Lebanese group Hezbollah and its ally the Amal movement said Saturday they were ready to return to government meetings after three months of political deadlock that has exacerbated the country’s economic crisis.

“We announce our agreement to participate in cabinet meetings to approve the national budget and discuss the economic rescue plan and all that concerns improving the living conditions of the Lebanese,” the two Shiite movements said in a joint statement.

Lebanon’s government was formed in September after a 13-month political impasse.

But it has not met since October 12 due to a boycott by Hezbollah and Amal amid tensions over an investigation into a catastrophic explosion at Beirut’s port in 2020.

Hezbollah and Amal said Saturday’s decision was a “response to the needs of the citizens”, citing “the collapse of the Lebanese pound’s exchange rate, the decline of the public sector” and crumbling incomes and purchasing power.

The country is in the throes of an economic meltdown that the World Bank has said is likely among the world’s worst since the mid-19th century.

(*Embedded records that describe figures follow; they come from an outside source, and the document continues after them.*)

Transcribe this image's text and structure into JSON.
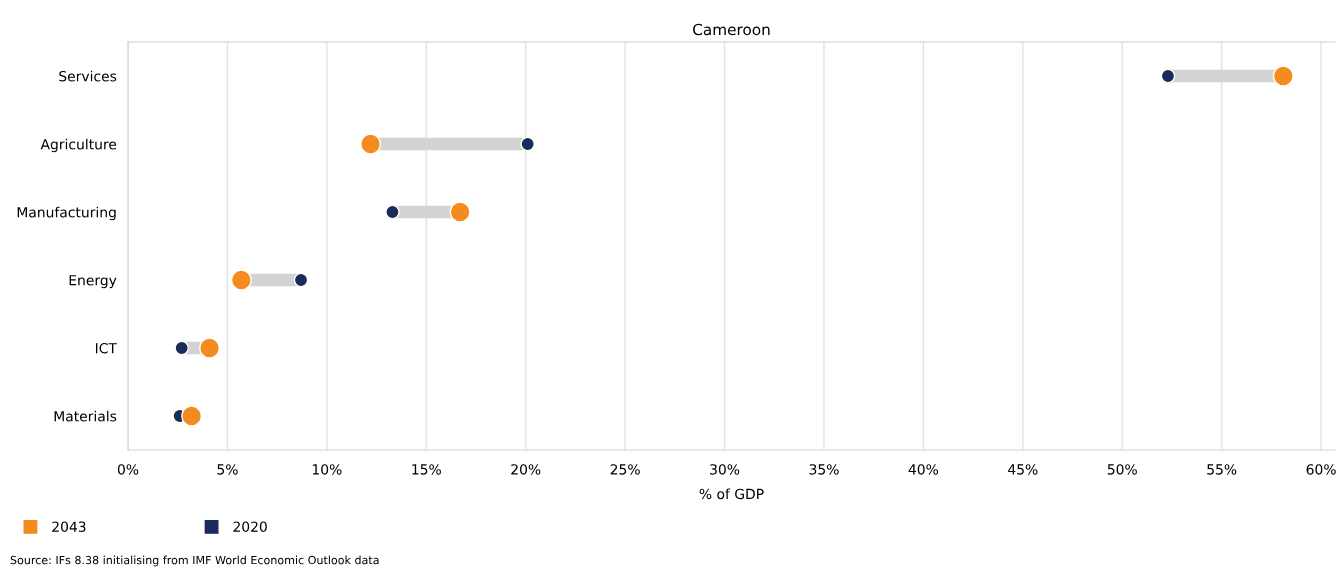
{
  "chart_data": {
    "type": "scatter",
    "title": "Cameroon",
    "xlabel": "% of GDP",
    "categories": [
      "Services",
      "Agriculture",
      "Manufacturing",
      "Energy",
      "ICT",
      "Materials"
    ],
    "orientation": "horizontal",
    "series": [
      {
        "name": "2043",
        "color": "#f58a1f",
        "values": [
          58.1,
          12.2,
          16.7,
          5.7,
          4.1,
          3.2
        ]
      },
      {
        "name": "2020",
        "color": "#1b2a5c",
        "values": [
          52.3,
          20.1,
          13.3,
          8.7,
          2.7,
          2.6
        ]
      }
    ],
    "xlim": [
      0,
      60.7
    ],
    "xticks": [
      {
        "value": 0,
        "label": "0%"
      },
      {
        "value": 5,
        "label": "5%"
      },
      {
        "value": 10,
        "label": "10%"
      },
      {
        "value": 15,
        "label": "15%"
      },
      {
        "value": 20,
        "label": "20%"
      },
      {
        "value": 25,
        "label": "25%"
      },
      {
        "value": 30,
        "label": "30%"
      },
      {
        "value": 35,
        "label": "35%"
      },
      {
        "value": 40,
        "label": "40%"
      },
      {
        "value": 45,
        "label": "45%"
      },
      {
        "value": 50,
        "label": "50%"
      },
      {
        "value": 55,
        "label": "55%"
      },
      {
        "value": 60,
        "label": "60%"
      }
    ],
    "grid": "x",
    "legend": "bottom left",
    "marker": "circle",
    "annotations": [
      "Source: IFs 8.38 initialising from IMF World Economic Outlook data"
    ]
  }
}
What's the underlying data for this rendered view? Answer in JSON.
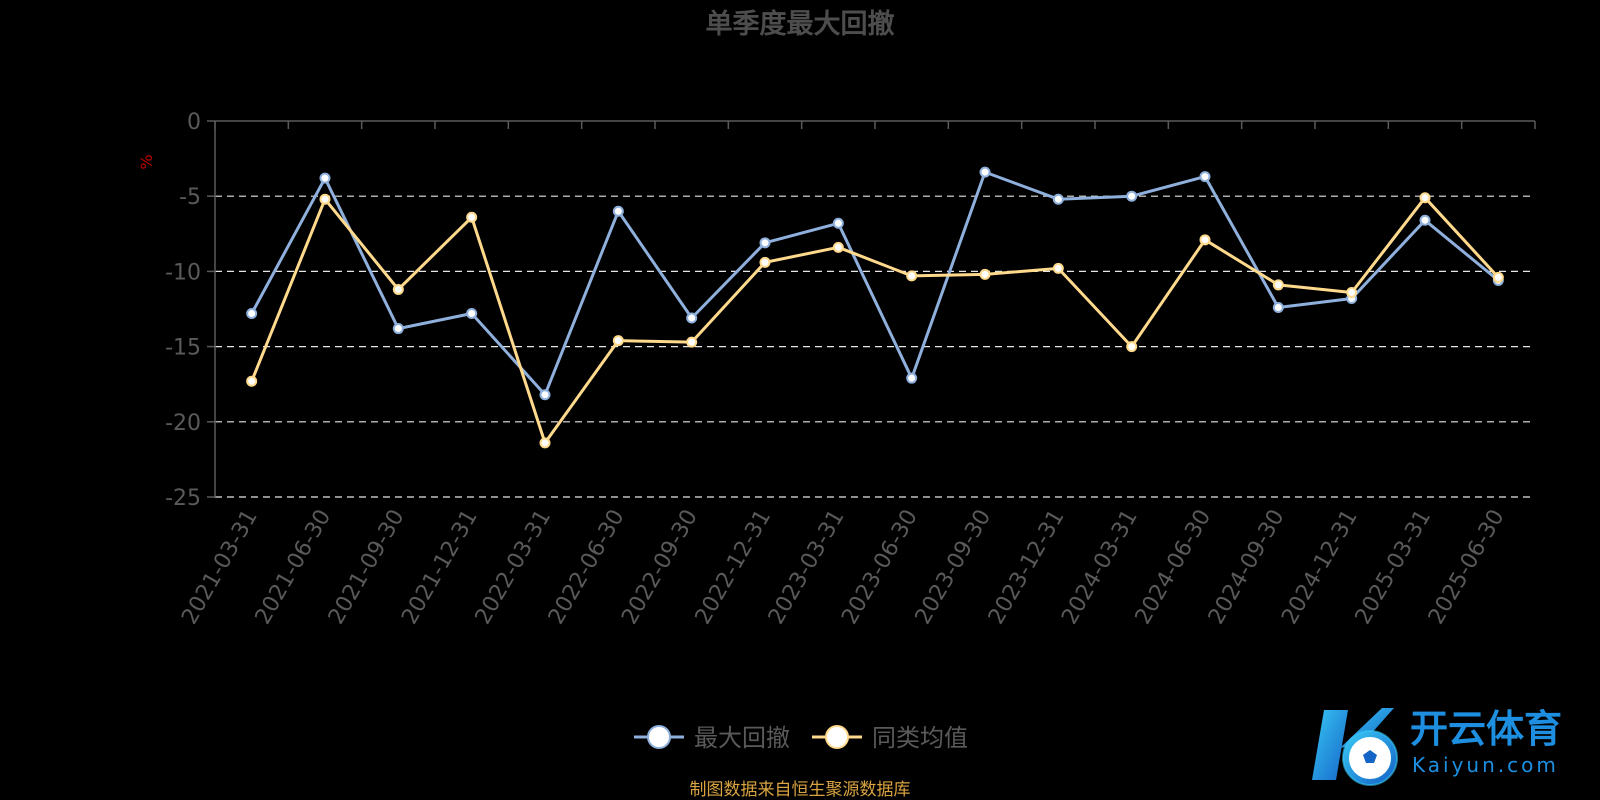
{
  "colors": {
    "background": "#000000",
    "series_max_drawdown": "#8fb0dc",
    "series_peer_avg": "#ffd98c",
    "grid": "#ffffff",
    "axis": "#5a5a5a",
    "unit": "#c00000",
    "source": "#d9a341",
    "watermark": "#1e8fe0"
  },
  "source_note": "制图数据来自恒生聚源数据库",
  "watermark": {
    "brand_cn": "开云体育",
    "brand_en": "Kaiyun.com",
    "logo_icon": "kaiyun-k-soccer-ball-logo"
  },
  "chart_data": {
    "type": "line",
    "title": "单季度最大回撤",
    "ylabel": "%",
    "ylim": [
      -25,
      0
    ],
    "yticks": [
      0,
      -5,
      -10,
      -15,
      -20,
      -25
    ],
    "grid": true,
    "legend_position": "bottom",
    "categories": [
      "2021-03-31",
      "2021-06-30",
      "2021-09-30",
      "2021-12-31",
      "2022-03-31",
      "2022-06-30",
      "2022-09-30",
      "2022-12-31",
      "2023-03-31",
      "2023-06-30",
      "2023-09-30",
      "2023-12-31",
      "2024-03-31",
      "2024-06-30",
      "2024-09-30",
      "2024-12-31",
      "2025-03-31",
      "2025-06-30"
    ],
    "series": [
      {
        "name": "最大回撤",
        "color": "#8fb0dc",
        "values": [
          -12.8,
          -3.8,
          -13.8,
          -12.8,
          -18.2,
          -6.0,
          -13.1,
          -8.1,
          -6.8,
          -17.1,
          -3.4,
          -5.2,
          -5.0,
          -3.7,
          -12.4,
          -11.8,
          -6.6,
          -10.6
        ]
      },
      {
        "name": "同类均值",
        "color": "#ffd98c",
        "values": [
          -17.3,
          -5.2,
          -11.2,
          -6.4,
          -21.4,
          -14.6,
          -14.7,
          -9.4,
          -8.4,
          -10.3,
          -10.2,
          -9.8,
          -15.0,
          -7.9,
          -10.9,
          -11.4,
          -5.1,
          -10.4
        ]
      }
    ]
  }
}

About 80 percent of the population now lives in poverty and the local currency has shed more than 90 percent of its value on the black market.

Reacting to the parties’ announcement, Prime Minister Najib Mikati said he would convene a cabinet meeting as soon as the finance ministry had sent through a draft budget.

The two groups had been boycotting cabinet sessions in objection to the judge tasked with investigating the August 2020 port blast, Tarek Bitar, demanding he be replaced.

The explosion of a shipment of ammonium nitrate fertilizer stored haphazardly in a port warehouse for years killed at least 215 people and disfigured the capital.

Efforts by Bitar to interrogate ex-ministers have been challenged with lawsuits, while Hezbollah and Amal have accused him of politicizing the probe.

Families of the victims and survivors of the blast have grown increasingly angry and have accused politicians of seeking to hamper the investigation to escape accountability.

Lebanese President Michel Aoun in late December called for an end to the government boycott, implicitly criticizing his ally Hezbollah for blocking the cabinet meetings.